RACI talk: the difference between accountable and responsible

Earlier, a friend posted a question I find myself googling about once a year:  

(She’s great, by the way, and you should hire her for usability & accessibility stuff.)

It’s well worth expanding the whole thread. I thought about the question entirely in business terms (esp. project management) which is what I witter about below. But the lawyers, they have things to say.

In RACI matrix land (which is far less interesting than the theory of law), business analysts and project managers will tell you that, no, accountable and responsible are not the same.

By conventional wisdom: 

  • Responsible - you're the one doing the work 

  • Accountable - you're the one getting bollocked if the work isn't done  

Those are different, and importantly so, but you have to think about it for a minute.

For completeness: 

  • Consulted - you're getting asked stuff about doing the work 

  • Informed - you're getting told that someone either has done or is about to do the work  

Even in domain specific project management usage, these are roles not people. That’s part of where the ambiguity seeps in. You can be responsible and accountable, or only one of those things.   

Speaking of which, briefly: I'd recommend informing anyone you consult, and trying to consult anyone you expect to inform. Change management is so often the business of minimising surprise. It's kinder.   

Right. Why the rest of the confusion? Because to the casual ear, responsible and accountable sound the same. You can, in perfectly reasonable English usage be responsible for doing something and responsible for seeing that it's done. You can be held to account for not doing something yourself. You can take responsibility for an outcome.  

When technical or academic domain language leaks into common usage (see: Privilege) or gets constructed from common terms (as here) we're at the mercy of the whole glorious squishiness of the human mind, and the fact that it's a miracle language works at all. Think of a rock, are we thinking of the same rock? How do we both know it's a rock? And all that blew your mind in the first year of university psycholinguistic shit that makes communication so spicy and exciting.  

Anyway.

How do we remember the difference between "responsible" and "accountable"?  

Don't bother.  

Really. I mean it.  

Let's hop back to one of the most fungibly useful questions I have ever encountered: What outcome are we looking for here?  
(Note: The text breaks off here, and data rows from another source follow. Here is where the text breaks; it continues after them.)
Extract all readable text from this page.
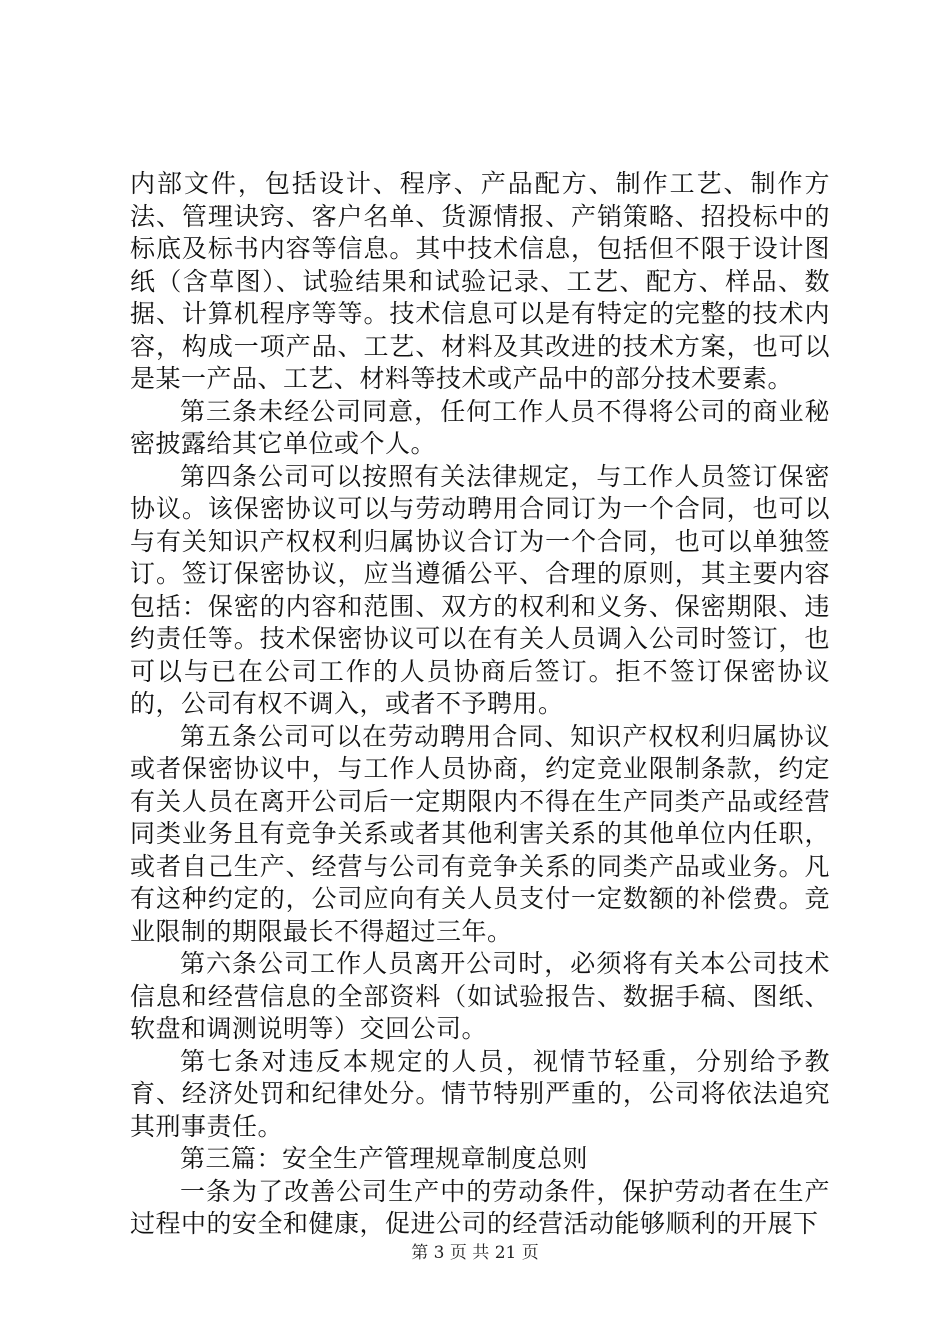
内部文件，包括设计、程序、产品配方、制作工艺、制作方法、管理诀窍、客户名单、货源情报、产销策略、招投标中的标底及标书内容等信息。其中技术信息，包括但不限于设计图纸（含草图）、试验结果和试验记录、工艺、配方、样品、数据、计算机程序等等。技术信息可以是有特定的完整的技术内容，构成一项产品、工艺、材料及其改进的技术方案，也可以是某一产品、工艺、材料等技术或产品中的部分技术要素。

第三条未经公司同意，任何工作人员不得将公司的商业秘密披露给其它单位或个人。

第四条公司可以按照有关法律规定，与工作人员签订保密协议。该保密协议可以与劳动聘用合同订为一个合同，也可以与有关知识产权权利归属协议合订为一个合同，也可以单独签订。签订保密协议，应当遵循公平、合理的原则，其主要内容包括：保密的内容和范围、双方的权利和义务、保密期限、违约责任等。技术保密协议可以在有关人员调入公司时签订，也可以与已在公司工作的人员协商后签订。拒不签订保密协议的，公司有权不调入，或者不予聘用。

第五条公司可以在劳动聘用合同、知识产权权利归属协议或者保密协议中，与工作人员协商，约定竞业限制条款，约定有关人员在离开公司后一定期限内不得在生产同类产品或经营同类业务且有竞争关系或者其他利害关系的其他单位内任职，或者自己生产、经营与公司有竞争关系的同类产品或业务。凡有这种约定的，公司应向有关人员支付一定数额的补偿费。竞业限制的期限最长不得超过三年。

第六条公司工作人员离开公司时，必须将有关本公司技术信息和经营信息的全部资料（如试验报告、数据手稿、图纸、软盘和调测说明等）交回公司。

第七条对违反本规定的人员，视情节轻重，分别给予教育、经济处罚和纪律处分。情节特别严重的，公司将依法追究其刑事责任。

第三篇：安全生产管理规章制度总则

一条为了改善公司生产中的劳动条件，保护劳动者在生产过程中的安全和健康，促进公司的经营活动能够顺利的开展下

第 3 页 共 21 页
No one writes a RACI matrix for shits and giggles. Usually, it's because you're looking to resolve a lack of clarity or consensus on a project. While clarity can sometimes be delivered from on high, consensus does not arrive by fiat. There's going to be a conversation. The conversation is going to surface where people aren't aligned. It's going to show us what they think accountability and responsibility mean in this particular situation, and who has which, and where it's all broken. The conversation is the point.   

We're trying to have that conversation so we can build a common alignment, so we can stop bickering about who owns what and who didn't brush the giraffes or whatever, and actually deliver the damn project. 

So lean in to the ambiguity. If somebody asks "wait, what does responsible mean?" that's good. If nobody asks, you get to theatrically disambiguate the two and start some chat.  

As an aside: because all tools have good and bad faith uses (a hammer can build or bludgeon) where a lack of clarity exists, people have the opportunity to supply their own. This ambiguity can be a creative opportunity either to take charge of something you're excited by, or to shirk something with disaster written all over it. Build, don't bludgeon, obvs, but be mindful that this cantankerous genie exists, and disambiguation can be power. Especially if you're the one being presented with a RACI matrix, rather than trying to tease one out. Definitely start the conversation there before you sign the contract.  

My take is that these are easily confused common words with domain-specific meanings, and the difference does matter. But language isn't telepathy, and humans are a mess. So rather than remember which is which, get everyone involved to agree terms up front.